それでも、別所温泉は上田駅から電車で30分ほどなので、今回のように上田で夕食を食べてから別所温泉にチェックイン、というのも割と楽にできます。
同じく、2日目の磯部温泉も高崎の町から電車で20分ほどの距離にあるので、食事だけ高崎で、というのも便利にできます。
そんな立地の良さを活かして、主に地酒を楽しんできました。
別所温泉も磯部温泉も、以前はあまりひとりで泊まれる宿が多くなかった印象です。
ただ最近は、ひとり泊のプランを出す宿が増えていますね。ここ何年かで、ひとり旅をする人が増えているからでしょうか。
宿にとってひとり客ってどうなんだろう、ということも時おり考えますが、少なくとも自分の静かな温泉旅は、基本的にはひとり旅。

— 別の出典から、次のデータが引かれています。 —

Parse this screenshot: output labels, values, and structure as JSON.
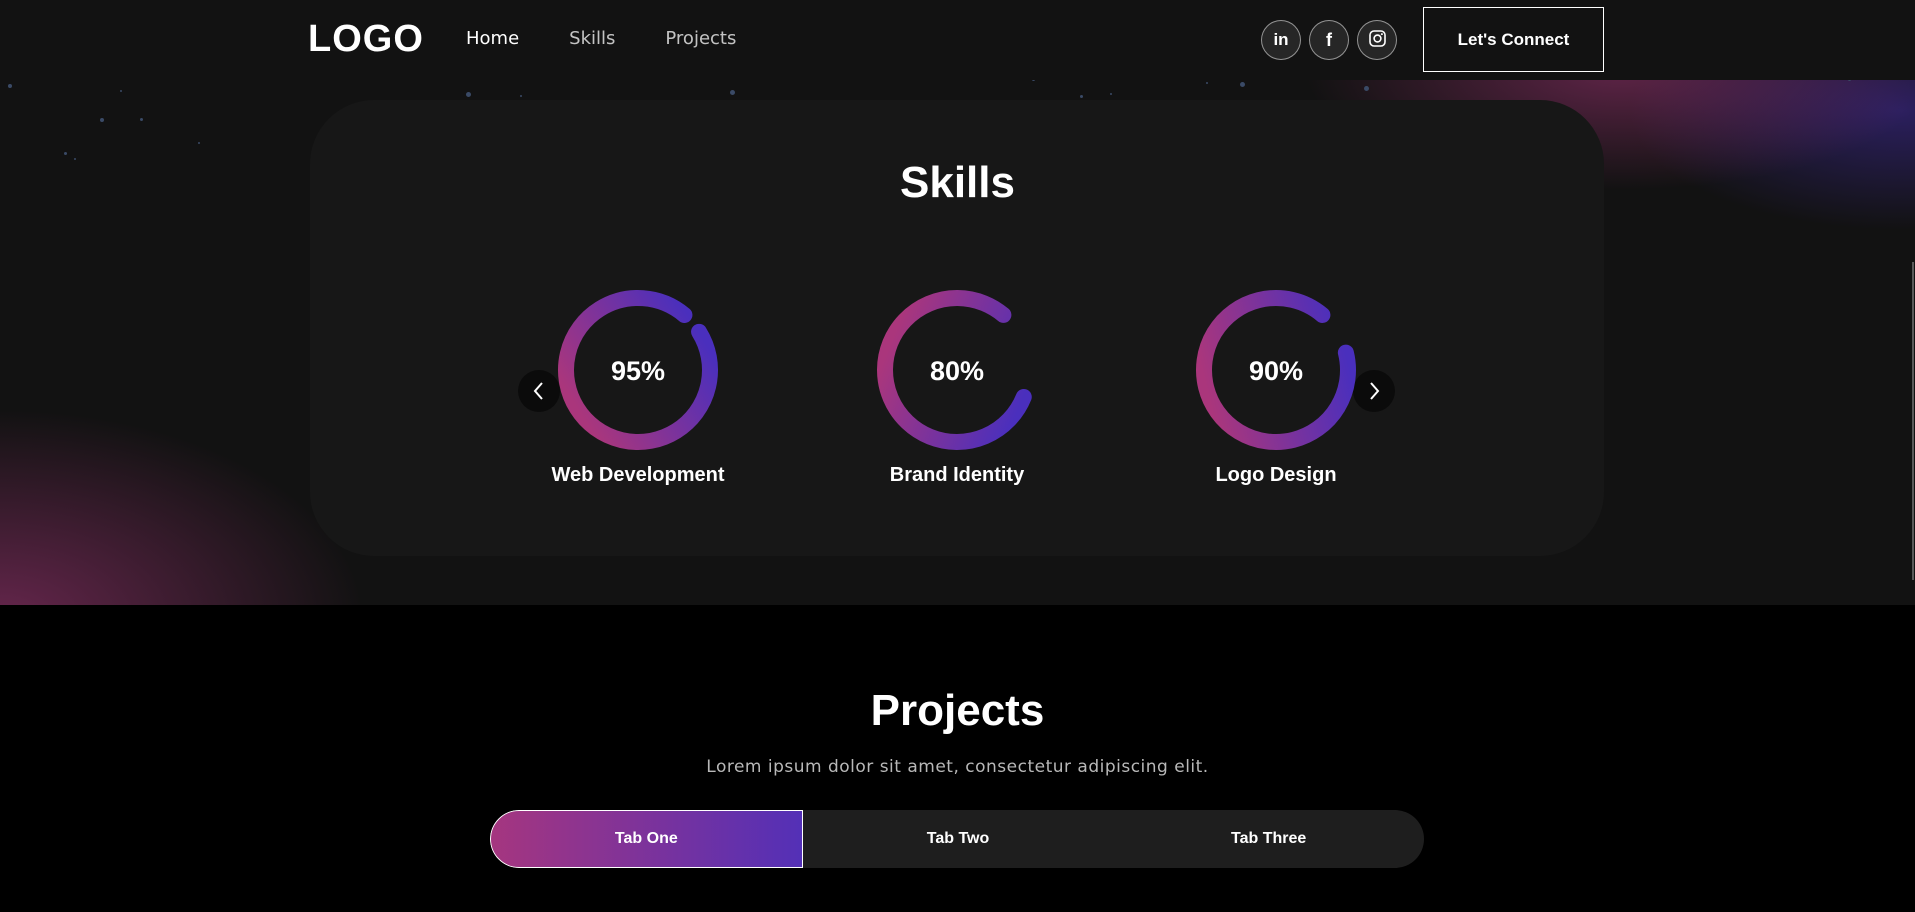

ひとりで泊まれる宿が増えるというのはありがたいことです。2023年も、機会があればまたあちこち、ひとりで出かけていきたいと思います。
今回行った場所
今回の温泉旅で出かけた観光スポット、お店等のリンクです。リンク切れがありましたらご容赦ください。
観光スポット
(上田)生島足島神社(いくしまたるしまじんじゃ)
上田電鉄「下之郷」駅近くの神社。武田信玄や真田氏ゆかりの古い神社です。
(磯部)磯部詩碑公園
温泉街にある公園。
磯部温泉ゆかりの詩人たちの詩が刻まれた詩碑や、磯部温泉が発祥という「温泉マーク♨」の石碑があります。
お土産・飲食店など
(上田)天神ブルワリー
上田駅から歩いてすぐのところでクラフトビールを造っています。店内でおつまみと一緒に飲むことができます。
(上田)東都庵
上田駅前のコンビニの地下にある飲食店街のそば屋さん。駅から近いので、平日はビジネスのお客さんがよく食べに来ているようです。
(上田)酒蔵 信濃
東都庵の並びにある、地下飲食店街にある居酒屋。昼から通し営業しています。
(上田)やきとり番長 上田駅ナカ店
上田名物「美味だれ焼鳥」がいただけます。
駅の改札の手前にあり、電車の待ち時間に軽く一杯、という感じで何度か行っています。
(高崎)群馬の台所
「峠の釜めし」で有名な「おぎのや」の飲食店。
釜めしはもちろん、群馬の郷土料理と地酒が多く楽しめます。
(磯部)名月堂
磯部温泉名物「磯部せんべい」のお店。喫茶スペースもあります。
さて、今度はどこへ行こうかな。